On masking, the early problem was mostly that we didn't know how this virus behaved. Some, like the cold, live on surfaces for hours to days. If I masked the same way I do for covid with one of those viruses, I'd inevitably spread droplets to my fingers, and probably my face, and actually be more likely to catch the virus than if I were unmasked. It takes weeks to months to prove one way or the other in a lab (especially without inadvertently infecting the lab workers), so we actually didn't know whether masks would make things better or worse at the beginning. The medical field takes a "first do no harm" approach unless it can be proven that a minor harm has a much better outcome than leaving things alone. So the default was "anyone not used to hospital or lab masking protocols probably shouldn't wear one until we're sure it won't make things worse." As soon as there was good evidence that coronavirus was mostly aerosol, not large drops, and didn't last long on surfaces, the advice changed. Which apparently means "Dr. Fauci lied" to a lot of people. By risk analysis principles, it was arguably the right decision at the time. That's the problem with making decisions on incomplete information, and getting the information takes long enough that some people die while we're collecting it.

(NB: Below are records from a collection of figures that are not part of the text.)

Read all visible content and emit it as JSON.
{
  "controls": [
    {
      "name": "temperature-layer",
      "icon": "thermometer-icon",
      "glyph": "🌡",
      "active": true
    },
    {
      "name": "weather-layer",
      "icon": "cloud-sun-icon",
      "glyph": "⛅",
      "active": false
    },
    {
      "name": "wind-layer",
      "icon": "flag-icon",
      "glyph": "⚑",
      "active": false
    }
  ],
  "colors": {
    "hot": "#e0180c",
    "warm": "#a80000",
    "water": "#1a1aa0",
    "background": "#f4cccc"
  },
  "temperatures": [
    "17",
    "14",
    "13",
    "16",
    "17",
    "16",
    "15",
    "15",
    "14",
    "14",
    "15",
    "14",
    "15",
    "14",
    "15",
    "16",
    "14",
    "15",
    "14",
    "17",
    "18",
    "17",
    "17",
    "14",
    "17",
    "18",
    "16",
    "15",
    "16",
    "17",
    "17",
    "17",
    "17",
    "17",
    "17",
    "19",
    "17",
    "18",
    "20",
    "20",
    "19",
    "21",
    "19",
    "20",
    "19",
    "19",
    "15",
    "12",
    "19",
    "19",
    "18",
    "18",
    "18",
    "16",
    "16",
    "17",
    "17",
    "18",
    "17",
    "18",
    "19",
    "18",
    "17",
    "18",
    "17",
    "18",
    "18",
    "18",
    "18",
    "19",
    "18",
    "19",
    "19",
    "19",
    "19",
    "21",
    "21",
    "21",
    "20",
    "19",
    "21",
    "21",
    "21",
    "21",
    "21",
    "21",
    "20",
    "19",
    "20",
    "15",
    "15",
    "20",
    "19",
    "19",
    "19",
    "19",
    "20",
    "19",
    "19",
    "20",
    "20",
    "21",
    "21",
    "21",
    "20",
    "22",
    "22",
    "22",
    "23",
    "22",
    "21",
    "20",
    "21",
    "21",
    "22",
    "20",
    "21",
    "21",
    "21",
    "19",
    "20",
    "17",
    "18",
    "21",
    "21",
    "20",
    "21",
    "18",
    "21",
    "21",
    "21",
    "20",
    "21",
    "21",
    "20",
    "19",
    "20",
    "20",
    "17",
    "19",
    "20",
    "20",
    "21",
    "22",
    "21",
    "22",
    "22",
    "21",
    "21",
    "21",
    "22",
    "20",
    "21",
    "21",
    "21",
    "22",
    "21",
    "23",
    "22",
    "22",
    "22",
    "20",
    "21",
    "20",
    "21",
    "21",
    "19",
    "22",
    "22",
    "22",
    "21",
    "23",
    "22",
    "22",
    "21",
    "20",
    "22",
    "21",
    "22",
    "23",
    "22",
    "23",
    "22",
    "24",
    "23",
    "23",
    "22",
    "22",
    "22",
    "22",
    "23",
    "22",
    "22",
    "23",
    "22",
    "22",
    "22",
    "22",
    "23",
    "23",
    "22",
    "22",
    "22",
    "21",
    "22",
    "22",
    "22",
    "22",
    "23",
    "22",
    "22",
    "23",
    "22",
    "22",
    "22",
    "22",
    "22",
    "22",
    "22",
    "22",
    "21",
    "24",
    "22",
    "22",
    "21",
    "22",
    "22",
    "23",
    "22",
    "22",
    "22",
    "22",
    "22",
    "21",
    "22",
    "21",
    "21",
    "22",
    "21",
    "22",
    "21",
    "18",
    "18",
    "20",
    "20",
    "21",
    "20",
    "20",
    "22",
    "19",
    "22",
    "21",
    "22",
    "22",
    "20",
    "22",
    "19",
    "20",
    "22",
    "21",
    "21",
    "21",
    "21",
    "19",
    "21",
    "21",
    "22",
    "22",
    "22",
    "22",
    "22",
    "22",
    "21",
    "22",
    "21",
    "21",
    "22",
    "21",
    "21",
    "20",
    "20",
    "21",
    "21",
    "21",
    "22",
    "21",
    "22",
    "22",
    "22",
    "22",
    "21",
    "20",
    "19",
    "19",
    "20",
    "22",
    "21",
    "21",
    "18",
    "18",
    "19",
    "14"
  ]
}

Anybody still unvaccinated, try to stay safe a little longer. Delta's still out there, and may make you much sicker than omicron would. But there's a good chance you'll be fine. I've tried to make the best decisions I can for my family and those I care about. I'm saddened that this meant that some of those became estranged because we disagreed so strongly, but I'm glad that to the best of my knowledge, they're all still here too.